Pour Magnusson, le but du projet Purity Balls était avant tout d'examiner l'influence d'une culture locale :

La première fois que j'ai entendu parler des bals de pureté, j'imaginais des pères américains effrayés par ce qui pourrait nuire à leurs filles ou à l'honneur de leurs familles.

Le photographe a mis cinq mois à recevoir une réponse favorable d'une famille intéressée par le projet. Plus l'attente se faisait longue, plus sa curiosité et son scepticisme augmentaient. Enfin immergé dans ces rituels, son regard a changé :

Plus j'en apprenais, plus j'étais surpris de voir que j'avais été si prompt à juger les gens que je connaissais si peu. J'ai compris que les pères, comme tous les parents, voulaient tout simplement protéger ceux qu'ils aiment - de la meilleure façon qu'ils connaissent. Il y a également souvent des filles qui ont elles-mêmes pris l'initiative de participer aux bals.

Les raisons pour lesquelles ils choisissent de réaliser ces cérémonies sont diverses remarque-t-il. Mais toutes ont des allures de retour vers un passé et une mentalité archaïques qu'on pensait, ou du moins qu'on espérait, fortement résolus.

"Tu es mariée au Seigneur et papa est ton petit ami"

Pas de relations sexuelles, aucun petits copains, ni même un baiser volé, c'est ce que les jeunes filles promettent à leur père en signant un contrat. Ils portent le costard, elles sont revêtues de blancs, ils échangent un anneau, prononcent des voeux et se jurent "fidélité" : ces bals de pureté ont tout d'un simulacre de mariage, le "vous pouvez embrasser la mariée" en moins.

L’anneau est un rappel de l’importance de rester pure, ça va t’éviter beaucoup de baisers avec des crapules avant de rencontrer ton prince charmant. Tu es maintenant mariée au Seigneur et papa est ton petit ami.

C'est ce qu'on peut entendre dans un reportage diffusé dans l’émission Nightime Prime sur ABC News. On pourrait alors croire que ces familles réitèrent une tradition qui se perpétue de génération en génération. Pourtant le phénomène est assez récent chez les évangélistes chrétiens américains.

Les prémices du mouvement ont lieu dans les années 1980 au moment de l'expansion de Sida et de la libération sexuelle, considérées par les conservateurs comme une preuve de décadence. Des jeunes filles faisaient alors gage d'abstinence en portant des anneaux. Un procédé repris et devenu "in" il y a quelques années chez les anciennes stars de Disney comme Miley Cyrus ou Selena Gomez qui portaient ces fameux anneaux de chasteté. Mais pas seulement chez les femmes : même les membres des Jonas Brother, le boys band américain, ont fait voeux de chasteté avant le mariage.

Les bals de chasteté, ces cérémonies venues d'un autre siècle, ont émergé il y a à peine une quinzaine d'années. C'est comme si toutes les avancées sur les libertés des femmes s'effaçaient : mariage arrangé, femme dépendante de son père avant de se dédier entièrement à son mari, un seul homme toute sa vie, une sexualité consacrée uniquement à procréer, surtout pas de contraception, incapacité à divorcer, etc.

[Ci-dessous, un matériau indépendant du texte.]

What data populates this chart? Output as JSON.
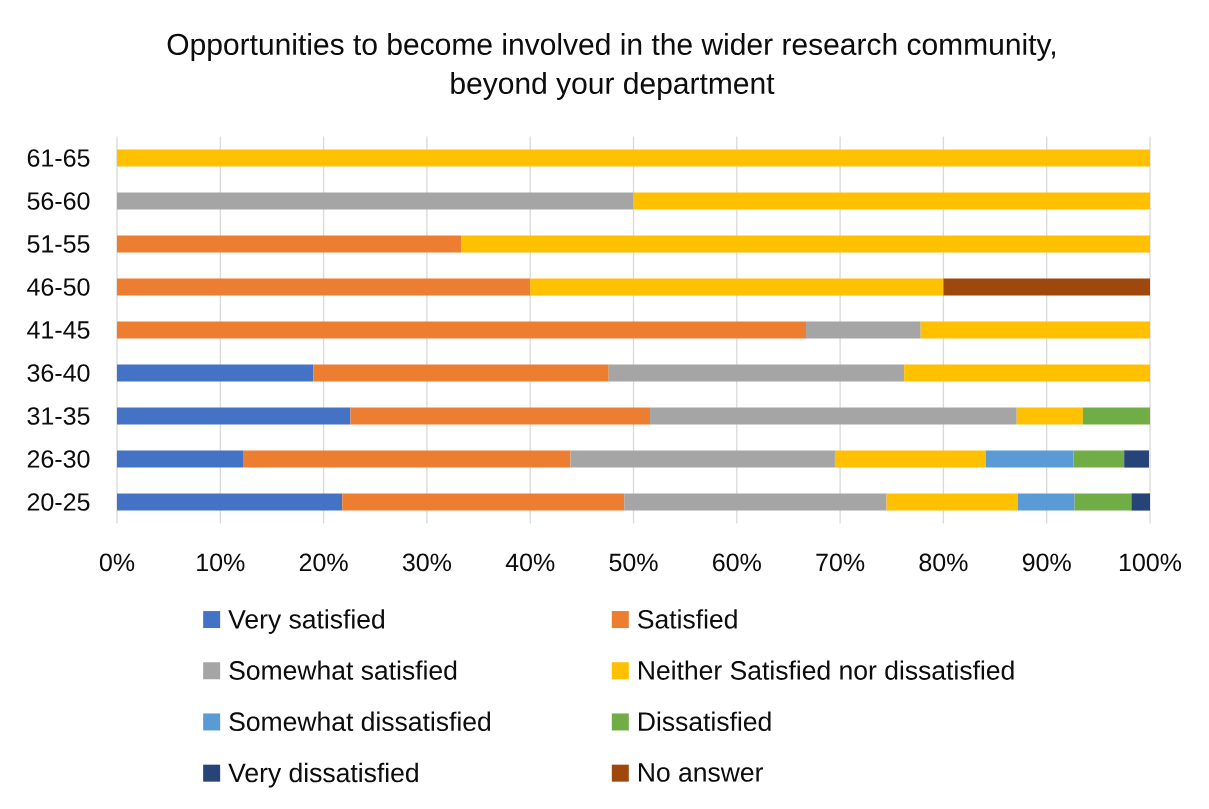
{
  "chart_data": {
    "type": "bar",
    "orientation": "horizontal",
    "stacked": true,
    "title": "Opportunities to become involved in the wider research community, beyond your department",
    "categories": [
      "61-65",
      "56-60",
      "51-55",
      "46-50",
      "41-45",
      "36-40",
      "31-35",
      "26-30",
      "20-25"
    ],
    "series": [
      {
        "name": "Very satisfied",
        "color": "#4472c4",
        "values": [
          null,
          null,
          null,
          null,
          null,
          19.0,
          22.6,
          12.2,
          21.8
        ]
      },
      {
        "name": "Satisfied",
        "color": "#ed7d31",
        "values": [
          null,
          null,
          33.3,
          40.0,
          66.7,
          28.6,
          29.0,
          31.7,
          27.3
        ]
      },
      {
        "name": "Somewhat satisfied",
        "color": "#a5a5a5",
        "values": [
          null,
          50.0,
          null,
          null,
          11.1,
          28.6,
          35.5,
          25.6,
          25.4
        ]
      },
      {
        "name": "Neither Satisfied nor dissatisfied",
        "color": "#ffc000",
        "values": [
          100.0,
          50.0,
          66.7,
          40.0,
          22.2,
          23.8,
          6.4,
          14.6,
          12.7
        ]
      },
      {
        "name": "Somewhat dissatisfied",
        "color": "#5b9bd5",
        "values": [
          null,
          null,
          null,
          null,
          null,
          null,
          null,
          8.5,
          5.5
        ]
      },
      {
        "name": "Dissatisfied",
        "color": "#70ad47",
        "values": [
          null,
          null,
          null,
          null,
          null,
          null,
          6.5,
          4.9,
          5.5
        ]
      },
      {
        "name": "Very dissatisfied",
        "color": "#264478",
        "values": [
          null,
          null,
          null,
          null,
          null,
          null,
          null,
          2.4,
          1.8
        ]
      },
      {
        "name": "No answer",
        "color": "#9e480e",
        "values": [
          null,
          null,
          null,
          20.0,
          null,
          null,
          null,
          null,
          null
        ]
      }
    ],
    "xlim": [
      0,
      100
    ],
    "xticks": [
      {
        "value": 0,
        "label": "0%"
      },
      {
        "value": 10,
        "label": "10%"
      },
      {
        "value": 20,
        "label": "20%"
      },
      {
        "value": 30,
        "label": "30%"
      },
      {
        "value": 40,
        "label": "40%"
      },
      {
        "value": 50,
        "label": "50%"
      },
      {
        "value": 60,
        "label": "60%"
      },
      {
        "value": 70,
        "label": "70%"
      },
      {
        "value": 80,
        "label": "80%"
      },
      {
        "value": 90,
        "label": "90%"
      },
      {
        "value": 100,
        "label": "100%"
      }
    ],
    "grid": "x",
    "legend": "bottom"
  }
}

Beaucoup de progrès réduits à néant, orchestré par une foi inébranlable dans le Tout-puissant.

Will and Nicole Roosma, Tucson, Arizona.

Will and Nicole Roosma, Tucson en Arizona (Crédit Images : David Magnusson)

Les mères sont d'ailleurs évincées de la cérémonie puisque le père est le seul qui doit et qui peut interférer dans la vie de famille. Diriger ce rite de passage de l'adolescence à l'âge adulte, c'est mieux contrôler les pulsions sexuelles (et pourtant tout à fait naturelles) de sa progéniture.

Nicole Roosma, 17 ans, peut-être plus âgée pour s'en rendre compte, avoue :

C’est une promesse difficile à tenir parce qu’il y a beaucoup de tentations avec les gens de mon âge. La pression des autres est difficile. Je pense en particulier à notre génération, où tout est en lien avec le sexe et la musique, c’est vraiment difficile de garder une promesse comme celle-ci, une promesse entre soi et Dieu.

Si cette conception de la femme paraît être à des années lumière alors qu'on pensait que le modèle patriarcal de la famille n'était plus d'actualité, il y a autre chose de choquant dans ces rites. Vous vous en doutez, les jeunes hommes ne doivent pas se plier à ces voeux d'abstinence en échangeant anneaux et voeux avec leur mère. Ils ont même droit à une cérémonie célébrant leur entrée dans l'âge d'homme.

Le phénomène s'est développé de manière inquiétante et est désormais présent dans 48 des 50 états des États-Unis. Mais si on en croit une étude réalisée en 2005 par Peter Bearman, chercheur de la préstigieuse Université de Yale, 88% des jeunes américaines qui avaient prêté serment n'ont pas tenu leur engagement.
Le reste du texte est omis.